No surviving human eye witnessed the end of the Piedrabuena. The Cunningham had already swept past on her way to the open water northeast of the ruined convoy. The LST's propellers had continued to race after the torpedoes had hit and the mangled bow doors had acted like a gigantic scoop, channeling a thousand tons of ocean into the overloaded vehicle deck that ran almost the full length of the ship's hull.
As smoothly and swiftly as a crash-diving submarine, the Piedrabuena began to slide beneath the waves. The men who could have ordered the engines stopped were dead in the wreckage of the wheelhouse. The others followed swiftly as icy seawater exploded into their compartments. Carrying her entire crew with her, she began her final voyage, two miles down into the chill wet dark of Drake Passage.
"There goes the LST, ma'am," the TACCO reported.
"She's a goner."
"I can also confirm that one of the Animosos is out of it. Dead in the water and all electronics are down," Christine called in from Raven's Roost. "We got these dudes up a tree."
Amanda agreed. She ruled this battlefield now. Her tactical officer had solid locks on the two surviving close escorts. With one word from her, he could kill them both in seconds. She could then double back among the drifting hulks of the convoy. Using them for cover, she could defy or destroy the last surviving elements of the Argentine distant covering force. She could make it a clean sweep if she so desired, and go home with a broom tied to her masthead.
At this moment, she was the queen of the polar seas.
"Do you want to reengage, ma'am?" Dix inquired.
"Negative. Check fire, all systems. Maintain course and speed and pull clear of the area. We've done our job."
BUENOS AIRES
0211 HOURS: MARCH 30, 2006
President Antonio Sparza sat alone in his work office, listening to
the faint pulse-beat ticking of the case clock. He was here responding to something more than nervous tension. It had denied him sleep and had driven him to this place where he had reached the high-water mark of his life.

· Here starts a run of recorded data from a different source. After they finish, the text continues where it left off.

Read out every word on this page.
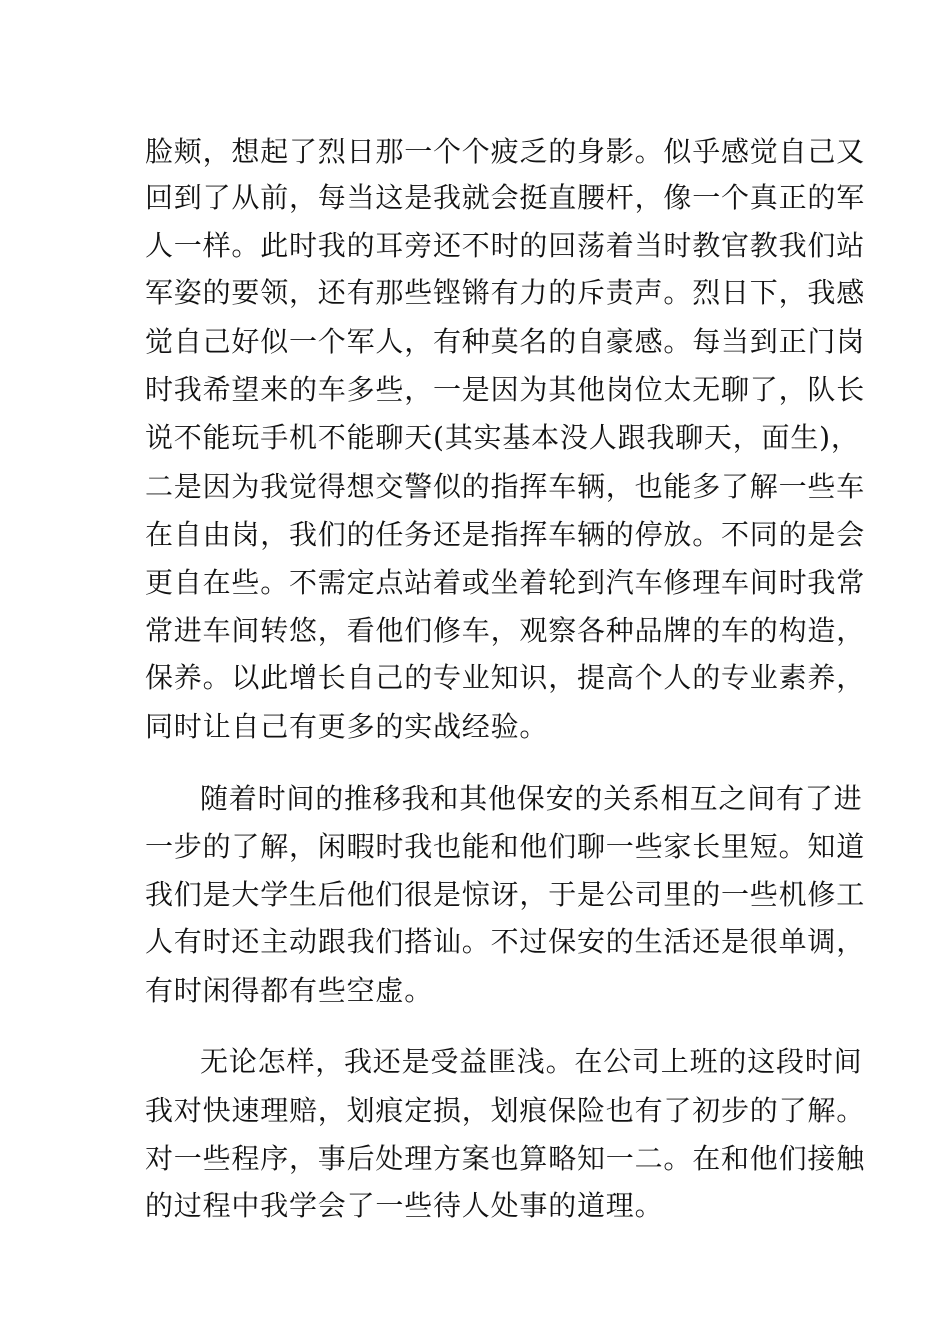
脸颊，想起了烈日那一个个疲乏的身影。似乎感觉自己又
回到了从前，每当这是我就会挺直腰杆，像一个真正的军
人一样。此时我的耳旁还不时的回荡着当时教官教我们站
军姿的要领，还有那些铿锵有力的斥责声。烈日下，我感
觉自己好似一个军人，有种莫名的自豪感。每当到正门岗
时我希望来的车多些，一是因为其他岗位太无聊了，队长
说不能玩手机不能聊天(其实基本没人跟我聊天，面生)，
二是因为我觉得想交警似的指挥车辆，也能多了解一些车
在自由岗，我们的任务还是指挥车辆的停放。不同的是会
更自在些。不需定点站着或坐着轮到汽车修理车间时我常
常进车间转悠，看他们修车，观察各种品牌的车的构造，
保养。以此增长自己的专业知识，提高个人的专业素养，
同时让自己有更多的实战经验。
随着时间的推移我和其他保安的关系相互之间有了进
一步的了解，闲暇时我也能和他们聊一些家长里短。知道
我们是大学生后他们很是惊讶，于是公司里的一些机修工
人有时还主动跟我们搭讪。不过保安的生活还是很单调，
有时闲得都有些空虚。
无论怎样，我还是受益匪浅。在公司上班的这段时间
我对快速理赔，划痕定损，划痕保险也有了初步的了解。
对一些程序，事后处理方案也算略知一二。在和他们接触
的过程中我学会了一些待人处事的道理。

The desk phone warbled softly.
"Yes."
"Mr. President, this is Admiral Valleo at the Naval Ministry." The officer was speaking with a deliberate conciseness, like a man giving a well-thought-out testimony at a trial. "The convoy has been intercepted."
"Go on."
"The corvette Catamarca and the tank-landing ship Piedrabuena have been sunk. The fleet oiler Huergo, the Antarctic operations ship Alferez Mackinlay, and the destroyer Nueve de Julio have all been heavily damaged and are currently burning and dead in the water. At this time it has been considered advisable to remove the crews from these vessels. The destroyer Heroina has also been damaged, but it is believed that she can be saved."
"What about the North American warship?"
"The convoy escorts engaged the attacking vessel with gun and missile fire. The results are unknown at this time. We are not in current contact with the enemy."
"I see."
There was a silent pause that the officer on the other end of the circuit was almost hesitant to break.
"Mr. President, we are out of communication with Fleet Admiral Fouga. It is believed that he may have been killed aboard the Nueva de Julio. The senior surviving convoy captain is requesting instructions. What should we tell him, sir?"
"Tell him to come home, Admiral. Tell him to save whatever he can and come home."
Sparza set the phone back into its cradle. Getting up from his desk, he went out into the richly carpeted corridor beyond his office. A short distance down that corridor, glass double doors opened onto the balcony that extended across the front of the Casa Rosada and faced the Plaza de Mayo.